O paradoxo do Coronavírus
Missionário há 50 anos em Belo Horizonte, padre Pigi Bernareggi conta o seu olhar sobre a vida durante a pandemia. Entre angústia existencial pelas vítimas e a surpresa por como a humanidade pode florescer novamente dentro das dificuldadesPerguntam-me como estou vivendo este período do Coronavírus. Com angústia existencial de saber que onde não tiver acesso ao recurso técnico – sobretudo o respirador – as pessoas morrem afogadas na água gerada pelo próprio organismo nos pulmões. Angústia existencial, também, ao perceber a surreal oposição entre visão personalista (salvar as pessoas) e a visão economista (salvar a economia) que o mundo oferece, inclusive depois de dois mil anos de cristianismo.
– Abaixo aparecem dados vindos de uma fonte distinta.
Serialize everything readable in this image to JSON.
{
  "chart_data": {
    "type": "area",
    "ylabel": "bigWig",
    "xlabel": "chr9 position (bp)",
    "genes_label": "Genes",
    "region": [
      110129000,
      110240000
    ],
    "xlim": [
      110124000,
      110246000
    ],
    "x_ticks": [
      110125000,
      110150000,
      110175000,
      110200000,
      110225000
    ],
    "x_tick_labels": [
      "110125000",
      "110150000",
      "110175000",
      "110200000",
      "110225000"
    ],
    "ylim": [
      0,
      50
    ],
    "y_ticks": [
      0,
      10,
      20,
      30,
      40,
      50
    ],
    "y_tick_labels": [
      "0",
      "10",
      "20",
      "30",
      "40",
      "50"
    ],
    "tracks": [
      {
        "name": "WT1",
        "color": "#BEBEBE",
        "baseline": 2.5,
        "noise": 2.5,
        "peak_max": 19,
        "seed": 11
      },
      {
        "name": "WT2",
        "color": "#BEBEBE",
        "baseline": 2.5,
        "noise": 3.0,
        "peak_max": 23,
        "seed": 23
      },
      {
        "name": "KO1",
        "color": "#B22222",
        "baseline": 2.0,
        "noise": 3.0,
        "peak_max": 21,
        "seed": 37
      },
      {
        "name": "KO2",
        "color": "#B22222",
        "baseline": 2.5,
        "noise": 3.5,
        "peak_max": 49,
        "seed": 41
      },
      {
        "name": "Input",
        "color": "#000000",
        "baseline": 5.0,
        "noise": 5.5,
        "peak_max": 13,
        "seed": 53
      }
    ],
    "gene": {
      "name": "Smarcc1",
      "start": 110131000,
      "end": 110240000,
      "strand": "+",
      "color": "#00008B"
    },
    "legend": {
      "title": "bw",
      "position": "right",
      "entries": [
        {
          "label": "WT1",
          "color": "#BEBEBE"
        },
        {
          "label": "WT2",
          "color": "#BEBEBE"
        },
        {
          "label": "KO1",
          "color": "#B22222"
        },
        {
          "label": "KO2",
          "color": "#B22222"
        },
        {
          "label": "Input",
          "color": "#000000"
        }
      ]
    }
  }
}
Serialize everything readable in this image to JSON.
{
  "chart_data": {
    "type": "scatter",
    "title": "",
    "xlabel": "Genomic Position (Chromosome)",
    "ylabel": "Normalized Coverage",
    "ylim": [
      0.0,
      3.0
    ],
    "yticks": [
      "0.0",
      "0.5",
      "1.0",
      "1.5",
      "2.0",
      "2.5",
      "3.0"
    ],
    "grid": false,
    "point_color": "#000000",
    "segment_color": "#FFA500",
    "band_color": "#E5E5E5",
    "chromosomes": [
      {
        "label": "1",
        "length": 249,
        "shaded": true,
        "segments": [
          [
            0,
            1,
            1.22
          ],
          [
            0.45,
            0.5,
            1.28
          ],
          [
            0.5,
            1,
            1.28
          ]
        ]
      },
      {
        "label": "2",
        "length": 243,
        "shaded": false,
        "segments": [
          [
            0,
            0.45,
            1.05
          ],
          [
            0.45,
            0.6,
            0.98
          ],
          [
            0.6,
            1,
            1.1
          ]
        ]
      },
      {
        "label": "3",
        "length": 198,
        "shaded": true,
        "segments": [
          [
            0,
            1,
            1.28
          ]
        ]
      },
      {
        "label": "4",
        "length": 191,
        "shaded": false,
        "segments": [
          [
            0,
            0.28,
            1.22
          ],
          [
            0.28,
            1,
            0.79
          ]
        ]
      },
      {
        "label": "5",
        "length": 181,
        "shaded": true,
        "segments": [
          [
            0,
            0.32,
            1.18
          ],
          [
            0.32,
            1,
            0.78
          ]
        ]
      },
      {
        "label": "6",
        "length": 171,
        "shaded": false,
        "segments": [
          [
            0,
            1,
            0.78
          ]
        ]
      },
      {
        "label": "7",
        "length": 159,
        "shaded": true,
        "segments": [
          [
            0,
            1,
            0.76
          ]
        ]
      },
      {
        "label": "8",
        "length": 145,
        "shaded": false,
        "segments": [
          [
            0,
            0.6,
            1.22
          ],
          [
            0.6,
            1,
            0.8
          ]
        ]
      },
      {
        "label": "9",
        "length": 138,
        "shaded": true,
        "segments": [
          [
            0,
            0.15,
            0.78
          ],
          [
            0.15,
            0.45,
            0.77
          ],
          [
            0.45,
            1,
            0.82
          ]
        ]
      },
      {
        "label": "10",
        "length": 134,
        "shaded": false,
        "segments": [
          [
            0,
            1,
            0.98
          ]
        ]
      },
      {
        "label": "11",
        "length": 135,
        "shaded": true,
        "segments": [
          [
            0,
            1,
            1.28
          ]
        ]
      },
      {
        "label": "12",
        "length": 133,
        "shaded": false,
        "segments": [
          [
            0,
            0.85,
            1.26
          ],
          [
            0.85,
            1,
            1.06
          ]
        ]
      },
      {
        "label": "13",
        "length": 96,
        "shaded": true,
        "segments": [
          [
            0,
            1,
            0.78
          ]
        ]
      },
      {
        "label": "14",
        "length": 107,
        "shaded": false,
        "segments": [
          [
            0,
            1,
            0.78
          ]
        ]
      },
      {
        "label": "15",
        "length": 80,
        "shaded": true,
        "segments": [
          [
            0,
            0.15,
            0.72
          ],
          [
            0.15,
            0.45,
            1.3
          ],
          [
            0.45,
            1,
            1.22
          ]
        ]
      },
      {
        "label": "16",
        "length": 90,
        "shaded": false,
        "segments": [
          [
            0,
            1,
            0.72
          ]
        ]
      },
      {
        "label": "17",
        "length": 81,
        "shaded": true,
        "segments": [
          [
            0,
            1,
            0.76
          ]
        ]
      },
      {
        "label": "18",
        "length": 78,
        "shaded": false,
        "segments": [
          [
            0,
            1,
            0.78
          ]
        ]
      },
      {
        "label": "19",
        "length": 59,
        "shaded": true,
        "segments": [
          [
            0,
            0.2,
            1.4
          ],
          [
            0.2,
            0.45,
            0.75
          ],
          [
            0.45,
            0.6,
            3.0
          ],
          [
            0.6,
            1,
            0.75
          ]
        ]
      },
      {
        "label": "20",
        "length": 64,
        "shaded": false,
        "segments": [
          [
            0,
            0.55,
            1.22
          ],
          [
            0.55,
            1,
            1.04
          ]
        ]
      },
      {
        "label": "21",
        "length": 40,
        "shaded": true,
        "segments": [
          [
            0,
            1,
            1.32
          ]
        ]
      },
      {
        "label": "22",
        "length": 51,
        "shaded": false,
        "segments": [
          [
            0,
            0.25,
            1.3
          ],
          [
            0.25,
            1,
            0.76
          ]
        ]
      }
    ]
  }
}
Para mim, que dediquei muita parte da minha vida à questão dos sem-casa, surge também a angústia existencial de perceber que "a casa" não é mais (ou até nunca foi) o principal referencial de equilíbrio e bem viver do ser humano para bastante parcela da população, que reage negativamente à orientação sábia das Nações Unidas e dos mais sábios governantes: "Fiquem em casa".
Donde mais um motivo de angústia: o espírito de desobediência às novas normas de vida em nome do próprio critério individualista e relativista. É o que o Papa Bento XVI denunciou quando visitou a Universidade de Ratisbona (Alemanha) onde por muitos anos tinha lecionado. É deste relativismo individualista que nasce o maior perigo do 3° milênio segundo João Paulo II: «a civilização da morte».
Diz São Francisco de Assis no seu Cântico das criaturas:
«Bendito sejais meu Senhor, pela nossa irmã a morte corporal, da qual nenhum ser vivente pode escapar». Para ele, não há nenhuma realidade que Deus cria, que não traga consigo uma benção. É assim também o Coronavírus. Com efeito, onde o vírus aparece, imediatamente um conjunto de medidas e faculdades humanas necessariamente entram em ação – ciências, tecnologias, solidariedades de infinitas formas, estruturas de apoio, pesquisas de vacina, ajudas financeiras –. Os Governos são obrigados a deixar de lado muitas transações de sentido duvidoso, para apressar ações efetivas a favor do povo... Os próprios partidos perdem a sua importância a favor do "bem comum". O horizonte é mais digno, decente, idealista, fraterno; em suma, a vida é paradoxalmente mais feliz, útil, necessária, interessante, "amada". As próprias conversas do dia-a-dia tornam-se menos chatas, vazias, ôcas. O relacionamento humano se humaniza. A perspectiva final se diviniza.
É por isso que o louvor do Círio pascal destes dias (o Exultet) diz assim: «Ó feliz desastre, que mereceu tamanha reparação!».
É por isso, que nestes dias, eu e meus colegas do Convivium Emaús [casa para os padres idosos da Diocese de Belo Horizonte] todos os dias nos encontramos para rezarmos o terço pelo corona vírus no mundo, querendo nós também participar de tanto trabalho bonito, de tanto espírito de serviço, da purificação de tantos corações: queremos vivenciar este período misteriosamente inventado pelo Criador de todas as criaturas: «Bendito Sejais, Meu Senhor, Pelo Nosso Irmão Coronavírus!».